8.30.2008

vomit rocket resurrection

Lots of you know my friend, Jimmy, aka the slacker yacker (a story for another time but ironically appropriate for this post).  When Chino moved to Atlanta he brought his car with him, The Vomit Rocket (no connection to the alias, really, completely separate tales - do I sense a pattern here?).
The story goes something like being in college and drunk and a friend puking but unable to get the window down so vomit sprayed the roof, among other things and people.  The worst part of the story is that he lived in Texas so the next day the stench was baked into the car for forever.  And I mean FOREVER.
This is the car we traversed Hotlanta in for a few years - the stench and splotched fabric are so vivid to me that I almost feel like the drunken night is my memory, too.  This is also the air-conditioned-less hunk of shit we took when we moved Jimmy to Baltimore and listened to Pulp Fiction (the movie, not the soundtrack) on a cassette tape in a boom box we had to buy at the outlet store on the way because the stereo was broken.
I think TVM has long since been retired, no longer cruising the Baltimore streets, but Jack paid homage this week when he lost his milk all over himself and the car seat Thursday morning on the way school.
Normally I don't take Jack to school but on this particular day, two days fresh from mocking Pink for getting the banana vomit, I was taken to task.  I heard a cough and then in the rear view mirror I saw the curdled cheese pour out of his mouth, down his chin, and soak into his tee.  The look on his face never changed, a dead expressionless stare through all four massive eruptions.  I watched slack-jawed in disbelief, mostly I guess at his ability not to cry or scream or even seem the least bit interrupted, like he didn't even know it was happening.
Eventually I turned around, got us back home, we bathed and changed him, and started the trip all over again.  We actually made it there this time.
But like Jimmy's story, the worst part may have been that I was late for work now, late for my safety inspection, and had to leave the vomit-soaked car seat in my black hot Jeep all day in Atlanta, hot humid Atlanta.  I left all the windows cracked but when I tell you that I could smell the car as I approached it from 10 feet away I am not lying or even casually exaggerating.

8.27.2008

big day

Yesterday (after the acid banana episode) Jack got his first fat lip at school.  Not surprisingly, he was running around sucking on a toy and jammed his face with it when he crashed.  
The good news today, though, was that Jackers is moving up to the next classroom next week!  Yeah!  We know he's been looking forward to reuniting with his buddy, Liam.

8.26.2008

acid banana

This morning Jackers threw up banana all over Pink's bare chest.
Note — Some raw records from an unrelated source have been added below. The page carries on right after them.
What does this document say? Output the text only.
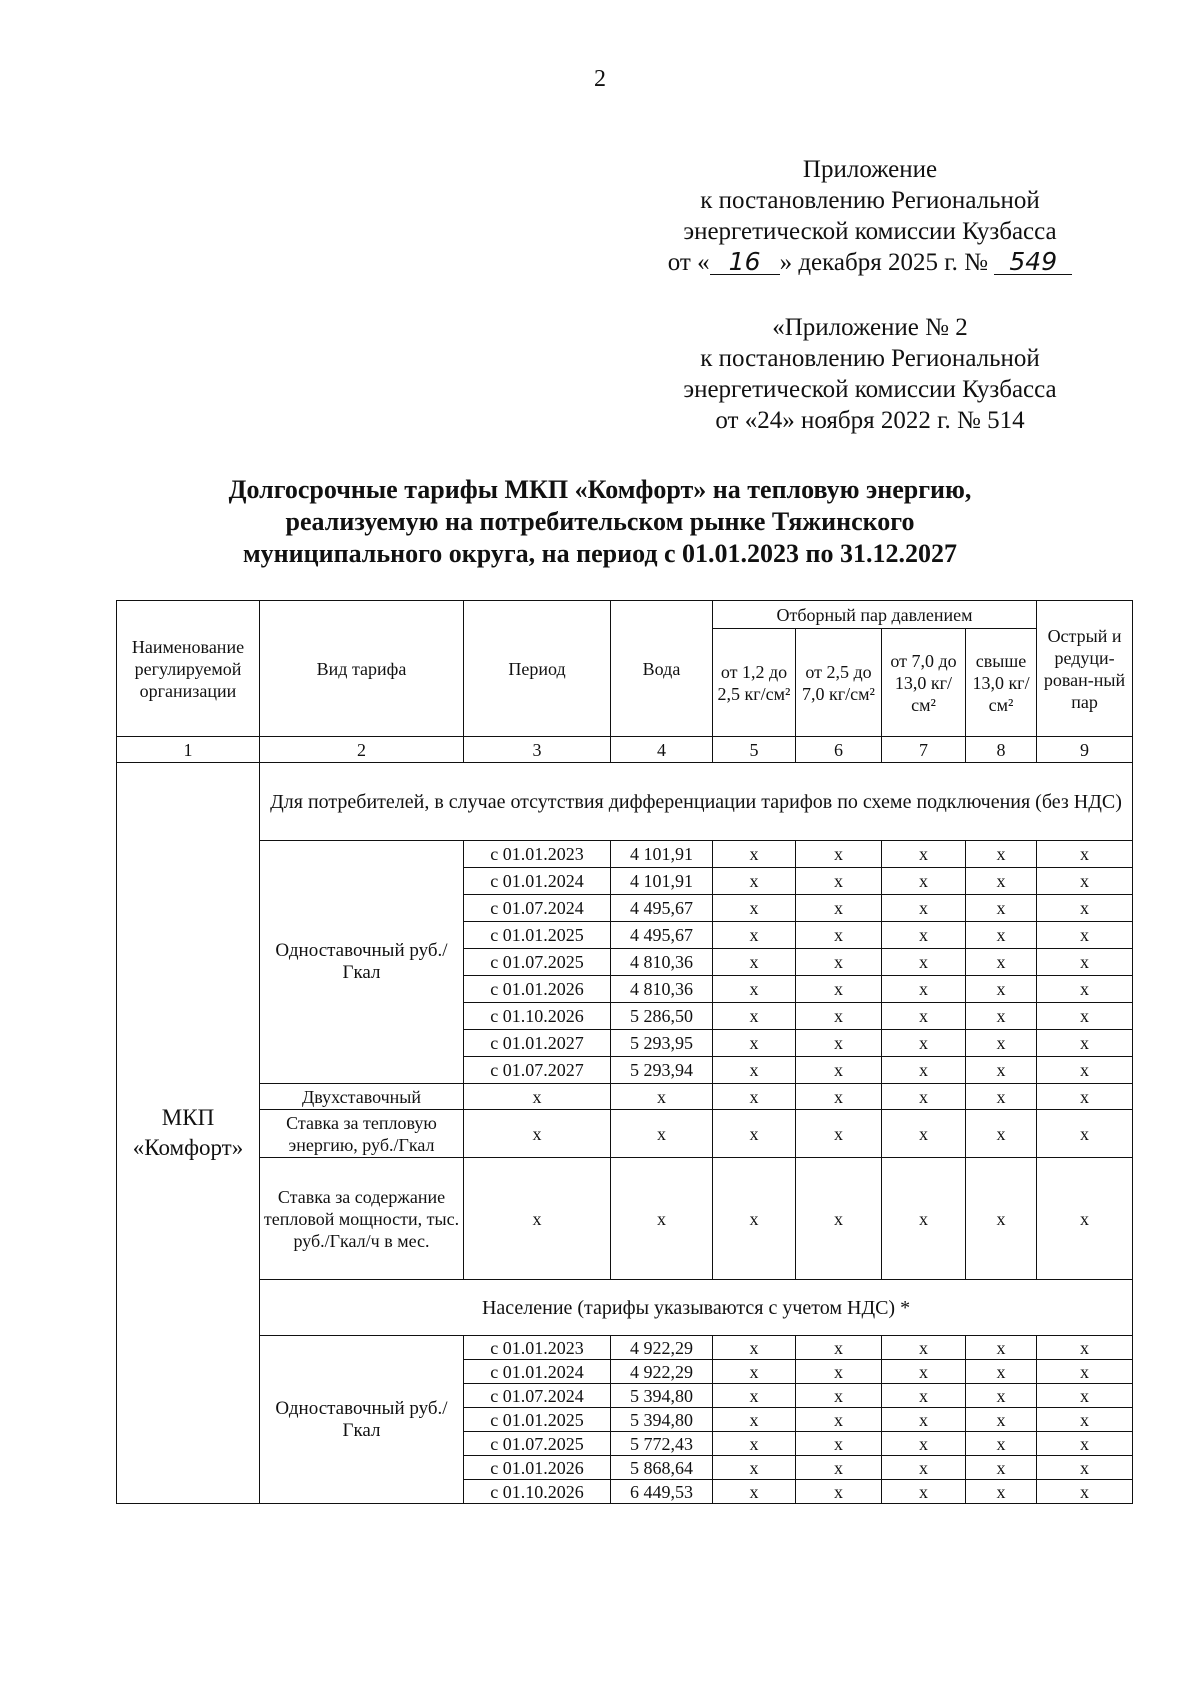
2
Приложение
к постановлению Региональной
энергетической комиссии Кузбасса
от « 16 » декабря 2025 г. № 549
«Приложение № 2
к постановлению Региональной
энергетической комиссии Кузбасса
от «24» ноября 2022 г. № 514
Долгосрочные тарифы МКП «Комфорт» на тепловую энергию,
реализуемую на потребительском рынке Тяжинского
муниципального округа, на период с 01.01.2023 по 31.12.2027
Наименование регулируемой организации	Вид тарифа	Период	Вода	Отборный пар давлением				Острый и редуци-рован-ный пар
				от 1,2 до 2,5 кг/см²	от 2,5 до 7,0 кг/см²	от 7,0 до 13,0 кг/см²	свыше 13,0 кг/см²	
1	2	3	4	5	6	7	8	9
МКП «Комфорт»	Для потребителей, в случае отсутствия дифференциации тарифов по схеме подключения (без НДС)							
	Одноставочный руб./Гкал	с 01.01.2023	4 101,91	х	х	х	х	х
		с 01.01.2024	4 101,91	х	х	х	х	х
		с 01.07.2024	4 495,67	х	х	х	х	х
		с 01.01.2025	4 495,67	х	х	х	х	х
		с 01.07.2025	4 810,36	х	х	х	х	х
		с 01.01.2026	4 810,36	х	х	х	х	х
		с 01.10.2026	5 286,50	х	х	х	х	х
		с 01.01.2027	5 293,95	х	х	х	х	х
		с 01.07.2027	5 293,94	х	х	х	х	х
	Двухставочный	х	х	х	х	х	х	х
	Ставка за тепловую энергию, руб./Гкал	х	х	х	х	х	х	х
	Ставка за содержание тепловой мощности, тыс. руб./Гкал/ч в мес.	х	х	х	х	х	х	х
	Население (тарифы указываются с учетом НДС) *							
	Одноставочный руб./Гкал	с 01.01.2023	4 922,29	х	х	х	х	х
		с 01.01.2024	4 922,29	х	х	х	х	х
		с 01.07.2024	5 394,80	х	х	х	х	х
		с 01.01.2025	5 394,80	х	х	х	х	х
		с 01.07.2025	5 772,43	х	х	х	х	х
		с 01.01.2026	5 868,64	х	х	х	х	х
		с 01.10.2026	6 449,53	х	х	х	х	х
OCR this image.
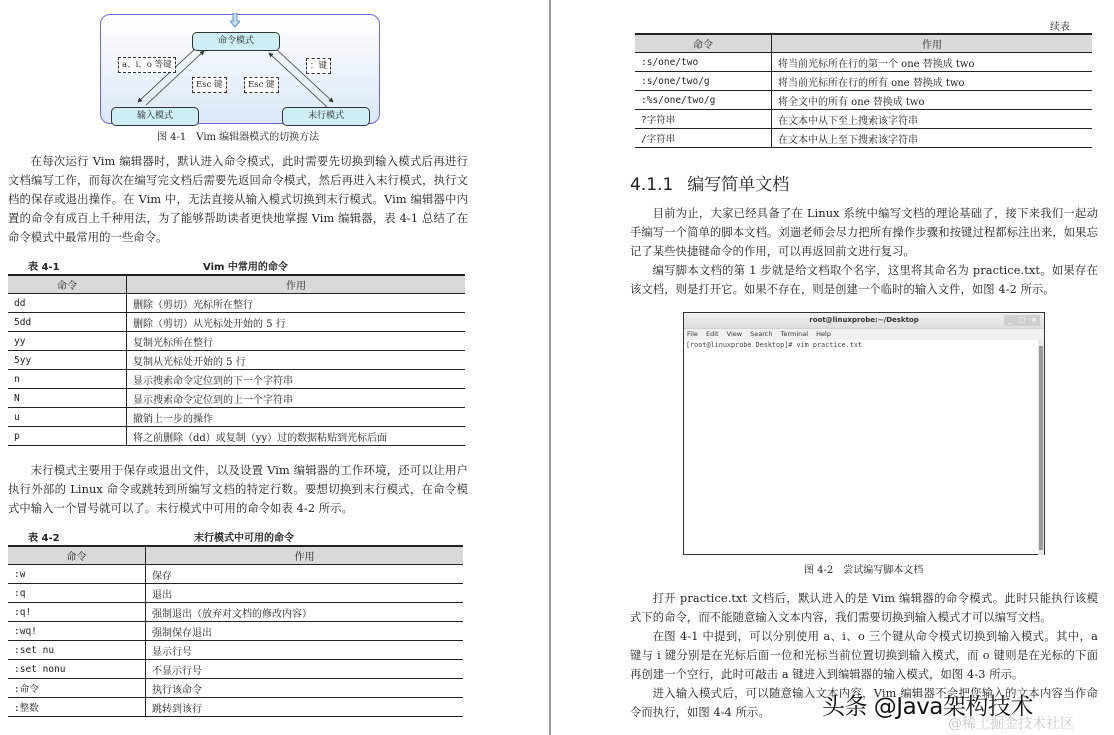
命令模式
输入模式	末行模式
a、i、o 等键
Esc 键	Esc 键
：键
图 4-1　Vim 编辑器模式的切换方法
在每次运行 Vim 编辑器时，默认进入命令模式，此时需要先切换到输入模式后再进行文档编写工作，而每次在编写完文档后需要先返回命令模式，然后再进入末行模式，执行文档的保存或退出操作。在 Vim 中，无法直接从输入模式切换到末行模式。Vim 编辑器中内置的命令有成百上千种用法，为了能够帮助读者更快地掌握 Vim 编辑器，表 4-1 总结了在命令模式中最常用的一些命令。
表 4-1	Vim 中常用的命令
命令	作用
dd	删除（剪切）光标所在整行
5dd	删除（剪切）从光标处开始的 5 行
yy	复制光标所在整行
5yy	复制从光标处开始的 5 行
n	显示搜索命令定位到的下一个字符串
N	显示搜索命令定位到的上一个字符串
u	撤销上一步的操作
p	将之前删除（dd）或复制（yy）过的数据粘贴到光标后面
末行模式主要用于保存或退出文件，以及设置 Vim 编辑器的工作环境，还可以让用户执行外部的 Linux 命令或跳转到所编写文档的特定行数。要想切换到末行模式，在命令模式中输入一个冒号就可以了。末行模式中可用的命令如表 4-2 所示。
表 4-2	末行模式中可用的命令
命令	作用
:w	保存
:q	退出
:q!	强制退出（放弃对文档的修改内容）
:wq!	强制保存退出
:set nu	显示行号
:set nonu	不显示行号
:命令	执行该命令
:整数	跳转到该行
续表
命令	作用
:s/one/two	将当前光标所在行的第一个 one 替换成 two
:s/one/two/g	将当前光标所在行的所有 one 替换成 two
:%s/one/two/g	将全文中的所有 one 替换成 two
?字符串	在文本中从下至上搜索该字符串
/字符串	在文本中从上至下搜索该字符串
4.1.1 编写简单文档
目前为止，大家已经具备了在 Linux 系统中编写文档的理论基础了，接下来我们一起动手编写一个简单的脚本文档。刘遄老师会尽力把所有操作步骤和按键过程都标注出来，如果忘记了某些快捷键命令的作用，可以再返回前文进行复习。
编写脚本文档的第 1 步就是给文档取个名字，这里将其命名为 practice.txt。如果存在该文档，则是打开它。如果不存在，则是创建一个临时的输入文件，如图 4-2 所示。
root@linuxprobe:~/Desktop	_ □ ×
File Edit View Search Terminal Help
[root@linuxprobe Desktop]# vim practice.txt
图 4-2　尝试编写脚本文档
打开 practice.txt 文档后，默认进入的是 Vim 编辑器的命令模式。此时只能执行该模式下的命令，而不能随意输入文本内容，我们需要切换到输入模式才可以编写文档。
在图 4-1 中提到，可以分别使用 a、i、o 三个键从命令模式切换到输入模式。其中，a 键与 i 键分别是在光标后面一位和光标当前位置切换到输入模式，而 o 键则是在光标的下面再创建一个空行，此时可敲击 a 键进入到编辑器的输入模式，如图 4-3 所示。
进入输入模式后，可以随意输入文本内容，Vim 编辑器不会把您输入的文本内容当作命令而执行，如图 4-4 所示。	头条 @Java架构技术
@稀土掘金技术社区
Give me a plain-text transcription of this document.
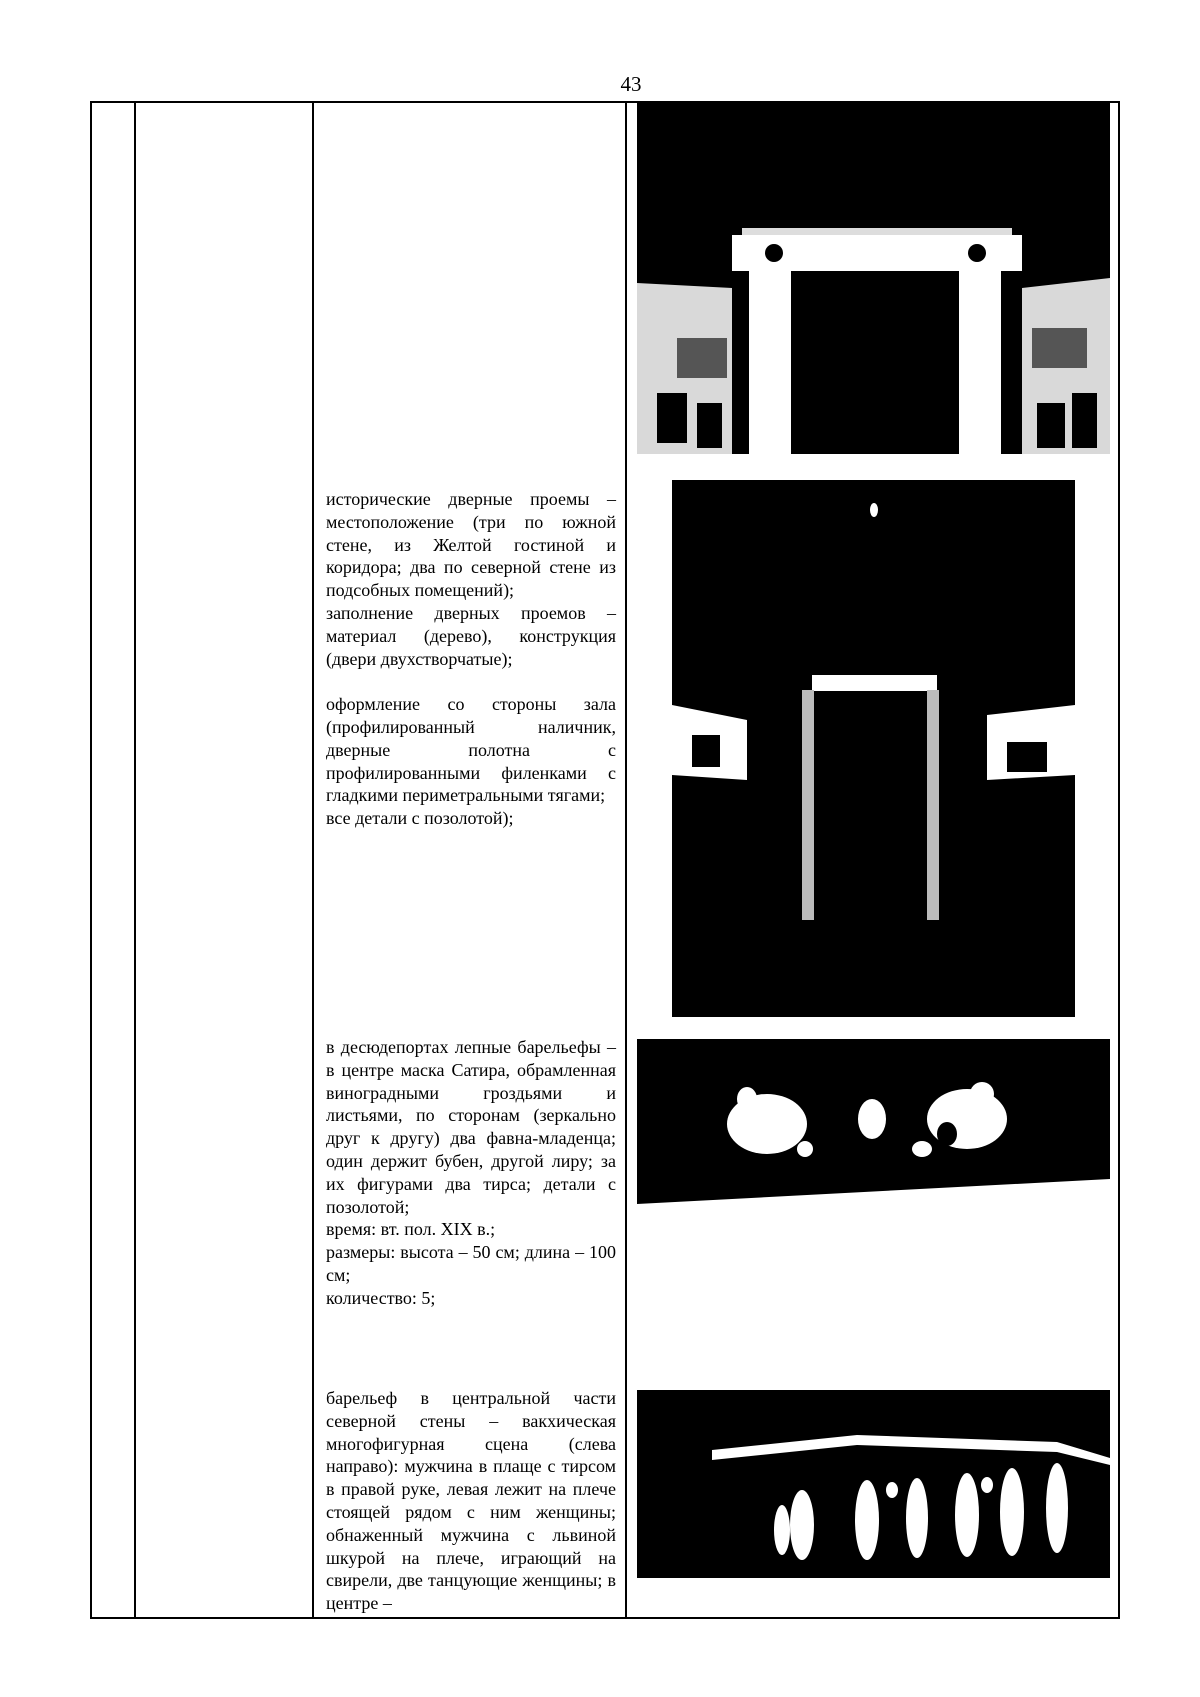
43

исторические дверные проемы – местоположение (три по южной стене, из Желтой гостиной и коридора; два по северной стене из подсобных помещений);

заполнение дверных проемов – материал (дерево), конструкция (двери двухстворчатые);

оформление со стороны зала (профилированный наличник, дверные полотна с профилированными филенками с гладкими периметральными тягами;

все детали с позолотой);

в десюдепортах лепные барельефы – в центре маска Сатира, обрамленная виноградными гроздьями и листьями, по сторонам (зеркально друг к другу) два фавна-младенца; один держит бубен, другой лиру; за их фигурами два тирса; детали с позолотой;

время: вт. пол. XIX в.;

размеры: высота – 50 см; длина – 100 см;

количество: 5;

барельеф в центральной части северной стены – вакхическая многофигурная сцена (слева направо): мужчина в плаще с тирсом в правой руке, левая лежит на плече стоящей рядом с ним женщины; обнаженный мужчина с львиной шкурой на плече, играющий на свирели, две танцующие женщины; в центре –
It was awesome.

8.25.2008

stupid wallpaper

Not quite as easy as we envisioned.  I was kind of hoping we wouldn't even need the steamer like when we did the foyer and living room.  But alas, a second layer of wallpaper makes it thoroughly impossible to remove the first one easily.  
Pink spent the better part of the day steaming off the wallpaper but it just wouldn't be satisfied until it took half the drywall with it.
But before starting this morning Pink got a baby gate to keep the Jackers out of the kitchen during the process.  As you can see, he was not happy about the new barricade.
Poor Jackers.

8.24.2008

the return II

So, it's been a while.  So long that we've had a Jack in the meantime.
But Team Chianti is back with a mission.  While we struggle to find time for the bikes, we've decided to bring part of the kitchen into this decade (the cabinets, range, and countertops will have to hang back a while still).  4 1/2 years after the initial painting crusade we are finally ready to immerse ourselves back into it, but just barely.
Feast your eyes on the amazingly retro wallpaper we uncovered hiding beneath the pink and blue flowers.  It's kind of hard to see, I know, but that's because the previous owners primed over it so it has this lovely whitewash effect (ok, Pink wins, it's glue, not paint like I thought).
Pink is planning on removing the homage to Italian-chianti-basket wine and avocados tomorrow.  It reminds me of the wallpaper in my grandmother's kitchen at 10 Meadowbrook Road but Marsha says it's not the same.
I'll be sure to post pictures of our progress toward our asparagus-colored walls (oh, yeah!) and two-toned windows.  Sounds like a hot mess doesn't it?